Jauh sebelum rutin bermain badminton, saya adalah seorang penghobi futsal. Dulu semasa kuliah, saya dan teman-teman cukup sering  bermain futsal. Dalam satu minggu bisa sampai 3 kali. Waktunya bisa kapan saja. Bisa pagi sebelum kuliah, siang selesai kuliah, atau bahkan malam hari.

Awalnya kami main futsal hanya sekadar mengisi waktu luang saja. Tapi setelah pertandingan persahabatan dengan kelas sebelah, dimana kami pulang sebagai tim yang kalah, kami memutuskan untuk serius berbenah. 

Di kelas kami, banyak yang bisa main futsal. Tapi tak ada satupun yang mau menjadi penjaga gawang. Saya tak tahu, apakah posisi penjaga gawang kurang keren sehingga mereka selalu menolak untuk jadi penjaga gawang. Tak mungkin pertandingan dilangsungkan tanpa penjaga gawang. Maka ketika kami melakukan pertandingan persahabatan dengan teman-teman dari jurusan mesin, saya langsung nyelonong saja berdiri di depan gawang.

Hasil pertandingan bisa ditebak.

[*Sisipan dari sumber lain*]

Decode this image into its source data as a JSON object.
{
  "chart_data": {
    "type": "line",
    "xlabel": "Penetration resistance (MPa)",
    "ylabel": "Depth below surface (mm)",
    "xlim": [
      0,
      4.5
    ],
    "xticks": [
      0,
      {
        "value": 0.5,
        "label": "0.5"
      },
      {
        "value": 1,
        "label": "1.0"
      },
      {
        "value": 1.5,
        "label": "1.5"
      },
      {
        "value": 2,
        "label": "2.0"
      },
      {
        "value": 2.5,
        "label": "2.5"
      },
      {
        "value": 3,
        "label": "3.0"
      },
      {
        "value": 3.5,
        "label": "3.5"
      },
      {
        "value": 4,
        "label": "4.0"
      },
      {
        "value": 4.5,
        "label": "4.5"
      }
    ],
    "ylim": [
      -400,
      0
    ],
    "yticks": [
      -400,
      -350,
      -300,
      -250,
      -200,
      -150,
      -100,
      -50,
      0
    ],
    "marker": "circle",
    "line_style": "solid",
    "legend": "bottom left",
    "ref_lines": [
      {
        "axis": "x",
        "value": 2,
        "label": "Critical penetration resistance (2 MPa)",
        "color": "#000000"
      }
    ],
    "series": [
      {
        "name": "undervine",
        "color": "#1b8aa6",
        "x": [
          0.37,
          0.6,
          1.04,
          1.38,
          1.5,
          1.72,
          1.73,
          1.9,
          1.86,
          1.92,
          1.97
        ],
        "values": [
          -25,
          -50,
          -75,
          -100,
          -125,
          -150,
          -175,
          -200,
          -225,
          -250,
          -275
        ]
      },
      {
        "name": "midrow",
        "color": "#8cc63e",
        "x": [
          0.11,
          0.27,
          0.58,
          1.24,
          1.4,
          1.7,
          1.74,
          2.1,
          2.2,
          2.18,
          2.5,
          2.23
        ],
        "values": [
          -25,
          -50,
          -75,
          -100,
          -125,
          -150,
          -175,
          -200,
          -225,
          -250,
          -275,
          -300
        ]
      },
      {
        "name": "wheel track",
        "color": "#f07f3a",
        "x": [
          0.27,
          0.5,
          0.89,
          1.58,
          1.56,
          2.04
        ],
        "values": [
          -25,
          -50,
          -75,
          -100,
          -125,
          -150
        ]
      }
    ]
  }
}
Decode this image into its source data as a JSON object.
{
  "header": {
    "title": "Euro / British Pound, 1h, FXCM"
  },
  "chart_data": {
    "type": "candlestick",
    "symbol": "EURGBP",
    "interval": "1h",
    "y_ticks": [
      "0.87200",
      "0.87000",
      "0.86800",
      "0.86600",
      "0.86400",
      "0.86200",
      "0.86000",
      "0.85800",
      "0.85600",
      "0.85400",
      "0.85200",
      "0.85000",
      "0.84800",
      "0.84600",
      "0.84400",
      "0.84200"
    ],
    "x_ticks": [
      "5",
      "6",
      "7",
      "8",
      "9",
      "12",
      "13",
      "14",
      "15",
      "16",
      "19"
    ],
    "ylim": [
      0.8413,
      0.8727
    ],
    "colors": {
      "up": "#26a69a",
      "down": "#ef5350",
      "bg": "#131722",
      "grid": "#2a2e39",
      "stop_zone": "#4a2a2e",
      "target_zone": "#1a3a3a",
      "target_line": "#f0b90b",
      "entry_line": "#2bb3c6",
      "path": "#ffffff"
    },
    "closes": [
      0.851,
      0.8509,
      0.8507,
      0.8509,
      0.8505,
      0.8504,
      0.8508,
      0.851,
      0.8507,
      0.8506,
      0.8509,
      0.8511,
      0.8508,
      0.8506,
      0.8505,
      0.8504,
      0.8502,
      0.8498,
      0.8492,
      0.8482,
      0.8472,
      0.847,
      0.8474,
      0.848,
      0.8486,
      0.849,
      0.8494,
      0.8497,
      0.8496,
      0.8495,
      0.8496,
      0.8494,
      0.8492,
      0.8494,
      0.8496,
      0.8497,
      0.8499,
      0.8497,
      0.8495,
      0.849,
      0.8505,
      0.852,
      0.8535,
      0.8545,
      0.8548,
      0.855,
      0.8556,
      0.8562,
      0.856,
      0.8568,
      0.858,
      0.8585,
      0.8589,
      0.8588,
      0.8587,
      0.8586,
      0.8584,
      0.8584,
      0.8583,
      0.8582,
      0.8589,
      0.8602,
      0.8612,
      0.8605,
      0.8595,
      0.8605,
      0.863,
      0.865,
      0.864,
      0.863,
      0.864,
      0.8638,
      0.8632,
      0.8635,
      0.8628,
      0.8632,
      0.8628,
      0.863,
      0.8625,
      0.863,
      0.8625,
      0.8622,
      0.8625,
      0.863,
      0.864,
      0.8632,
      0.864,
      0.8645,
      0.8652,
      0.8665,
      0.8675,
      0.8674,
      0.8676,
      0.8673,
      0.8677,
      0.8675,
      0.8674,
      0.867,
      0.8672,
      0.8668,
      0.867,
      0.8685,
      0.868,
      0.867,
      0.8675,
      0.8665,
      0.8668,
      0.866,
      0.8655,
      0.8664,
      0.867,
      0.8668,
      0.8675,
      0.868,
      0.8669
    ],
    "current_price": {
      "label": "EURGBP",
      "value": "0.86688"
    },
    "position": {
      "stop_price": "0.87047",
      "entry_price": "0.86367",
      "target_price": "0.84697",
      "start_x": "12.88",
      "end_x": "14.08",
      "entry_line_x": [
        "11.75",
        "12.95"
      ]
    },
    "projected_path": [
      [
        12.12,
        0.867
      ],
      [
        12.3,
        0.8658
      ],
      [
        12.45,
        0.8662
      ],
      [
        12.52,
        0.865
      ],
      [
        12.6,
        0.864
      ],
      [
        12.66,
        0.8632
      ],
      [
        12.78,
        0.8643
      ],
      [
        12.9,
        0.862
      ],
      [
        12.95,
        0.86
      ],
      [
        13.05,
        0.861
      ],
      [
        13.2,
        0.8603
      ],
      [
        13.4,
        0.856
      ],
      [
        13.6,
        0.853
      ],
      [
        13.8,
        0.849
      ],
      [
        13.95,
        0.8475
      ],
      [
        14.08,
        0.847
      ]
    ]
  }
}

Kami kalah lagi. Mereka bermain lebih baik dari kami. Setelah kekalahan itu, kami memutuskan untuk tidak mencari lawan tanding dulu. Kami sepakat latihan sendiri. 15 menit awal adalah jatah saya. Teman-teman berdiri di depan gawang dan bergantian menembakkan bola. Beberapa bisa saya tepis namun ada juga yang masuk.

Dari latihan-latihan itu, sedikit demi sedikit kami berkembang. Kami mengundang kembali kelas sebelah untuk pertandingan persahabatan. Kali ini hasilnya beda. Kami yang menang. Seminggu setelah itu, kelas sebelah yang tak terima kalah gantian mengajak kami bertanding. Hasilnya kami yang menang lagi.

Kami mulai mencoba mencari lawan dari luar fakultas. Jurusan hukum dari kampus Selatan menyatakan berminat jadi lawan tanding kami. Dua jam pertandingan berakhir imbang. Kami kemudian mencoba melawan teman-teman jurusan olahraga. Babak belur kami dibuatnya. Dari segi apapun kami kalah. Fisik mereka luar biasa prima. Larinya luar biasa cepat untuk ukuran kami yang saat itu masih rajin begadang dan merokok.

Momen pertandingan resmi kami sebagai sebuah tim adalah ketika Porsejur. Porsejur ini biasanya diadakan satu tahun sekali dalam rangka bulan bahasa. Di Porsejur, ada berbagai macam lomba kesastraan dan olahraga. Salah satunya adalah futsal. Lima tahun di kampus, saya merasakan dua kali Porsejur. Porsejur pertama saya, ada di semester 4. Saat itu kami masih awal-awal terbentuk sebagai sebuah tim. Di penyisihan kami menang 2-0 dari tim seangkatan. Namun di perempatan final kami babak belur di hajar kakak tingkat.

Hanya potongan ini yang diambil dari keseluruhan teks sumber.